I don’t know how many times I’ve listened to it but it must be in the thousands. It never gets old. I originally heard it on a disco compilation and immediately had it on repeat. Camo & Krooked have done it justice with a bootleg recently. And you might recognise it on Cassius’s 1999. I heard 1999 before I heard the original, actually. Then when I heard the original realised I loved it a lot more than the Cassius track. I love working backwards from a sample and finding the source. You always discover a whole wealth of material.”
Roy Ayers – Everybody Loves The Sunshine
“This is widely regarded in all sorts of lists as near-on perfect. And I agree… It is! It’s probably not the best track to have on the moon where there’s no sunlight but then again, this would be a nice reminder of what I’m missing while I’m stuck up here. From a technical and vibe point of view, it’s just a joy to listen to. He nails it so well with the arrangement and the sound of how it’s actually produced. It’s another track that I have literally sat down and listened to it over and over and over. I figure I’ll be doing that again and again on the moon!
J Dilla – Waves
“This is just one of those tunes that blows my mind. The whole Donut album is incredible but this stood out to me the most. It’s near perfection. It’s another one where you find the original sample and when you go back and actually understand what he’s done with that sample… It’s just complete genius! Even though this is under two minutes, it’s perfectly formed and has that really nice soulful edge that I’m always drawn to.”
The Staple Sisters and Curtis Mayfield – Let’s Do It Again
“I’m a massive fan of Curtis Mayfield in general. This is from the soundtrack to the film of the same name. I bought it years ago and the girl I was living with at the time used to play this on repeat. I never complained… It’s so relaxing and the string arrangement is second to none. Like a lot of his tracks.

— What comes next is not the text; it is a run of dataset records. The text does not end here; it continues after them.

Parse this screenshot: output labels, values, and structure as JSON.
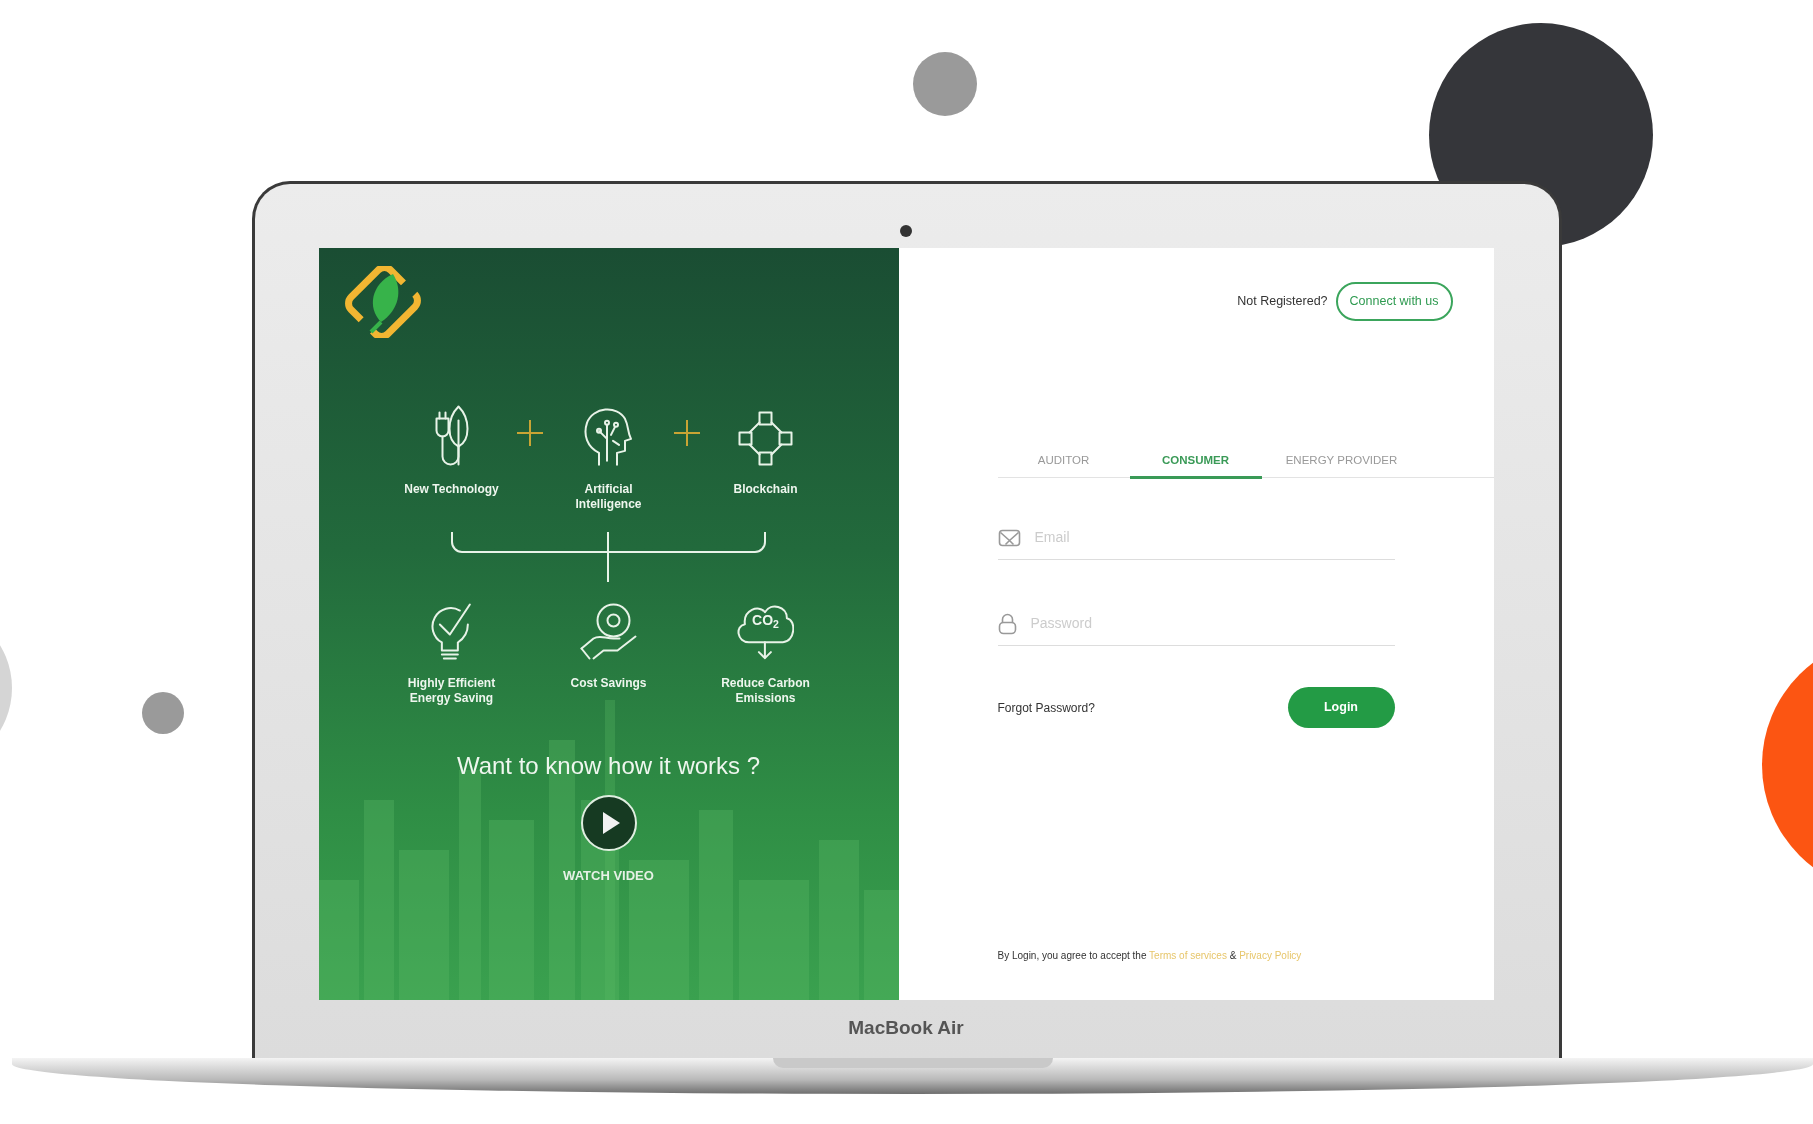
{
  "device": {
    "label": "MacBook Air"
  },
  "left_panel": {
    "top_features": [
      {
        "label": "New Technology"
      },
      {
        "label": "Artificial Intelligence"
      },
      {
        "label": "Blockchain"
      }
    ],
    "bottom_features": [
      {
        "label": "Highly Efficient Energy Saving"
      },
      {
        "label": "Cost Savings"
      },
      {
        "label": "Reduce Carbon Emissions",
        "icon_text": "CO$_{2}$"
      }
    ],
    "video_prompt": "Want to know how it works ?",
    "watch_video": "WATCH VIDEO"
  },
  "right_panel": {
    "not_registered": "Not Registered?",
    "connect_button": "Connect with us",
    "tabs": [
      {
        "label": "AUDITOR",
        "selected": false
      },
      {
        "label": "CONSUMER",
        "selected": true
      },
      {
        "label": "ENERGY PROVIDER",
        "selected": false
      }
    ],
    "email": {
      "placeholder": "Email"
    },
    "password": {
      "placeholder": "Password"
    },
    "forgot_password": "Forgot Password?",
    "login_button": "Login",
    "terms": {
      "text": "By Login, you agree to accept the",
      "terms_link": "Terms of services",
      "joiner": "&",
      "privacy_link": "Privacy Policy"
    }
  }
}
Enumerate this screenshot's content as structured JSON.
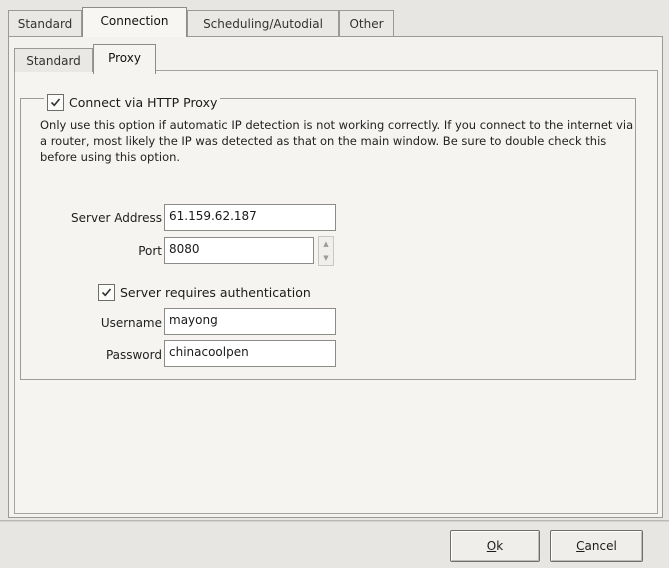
{
  "top_tabs": [
    {
      "label": "Standard",
      "active": false
    },
    {
      "label": "Connection",
      "active": true
    },
    {
      "label": "Scheduling/Autodial",
      "active": false
    },
    {
      "label": "Other",
      "active": false
    }
  ],
  "inner_tabs": [
    {
      "label": "Standard",
      "active": false
    },
    {
      "label": "Proxy",
      "active": true
    }
  ],
  "proxy": {
    "connect_via_label": "Connect via HTTP Proxy",
    "connect_via_checked": true,
    "description": "Only use this option if automatic IP detection is not working correctly.  If you connect to the internet via a router, most likely the IP was detected as that on the main window.  Be sure to double check this before using this option.",
    "server_address_label": "Server Address",
    "server_address_value": "61.159.62.187",
    "port_label": "Port",
    "port_value": "8080",
    "auth_label": "Server requires authentication",
    "auth_checked": true,
    "username_label": "Username",
    "username_value": "mayong",
    "password_label": "Password",
    "password_value": "chinacoolpen"
  },
  "buttons": {
    "ok_accel": "O",
    "ok_rest": "k",
    "cancel_accel": "C",
    "cancel_rest": "ancel"
  },
  "icons": {
    "checkmark": "check-icon",
    "spin_up": "spin-up-icon",
    "spin_down": "spin-down-icon"
  }
}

I could pick 15 Curtis Mayfield tracks in my all-time top 100. This one is a bit more obscure and it comes with a really distinctive sound of the studio it was made in. That’s what all these tracks have for me; a real atmosphere in the production. A lot of things sound similar in the way they’re put together and mastered and put together. Back in the day each studio would be different to the next so every recording would have its very own sound; the way the drums are recorded and where everything sits within the mix. I miss that but I think we’ll get back to it… We’ve reached such a standard that if you sound further away from the norm you’ll stand out more. These things work in cycles.”
Delegation – You & I
“This is one of my favourite disco tunes. The first 16 bars is perfection as far as I’m concerned. It’s quite commercial and cheesy sounding for that era. It has such a wicked groove to it and some really nice execution from the musicians and it always always puts a spring in my step. Which is just what I need while stuck on the moon, right?”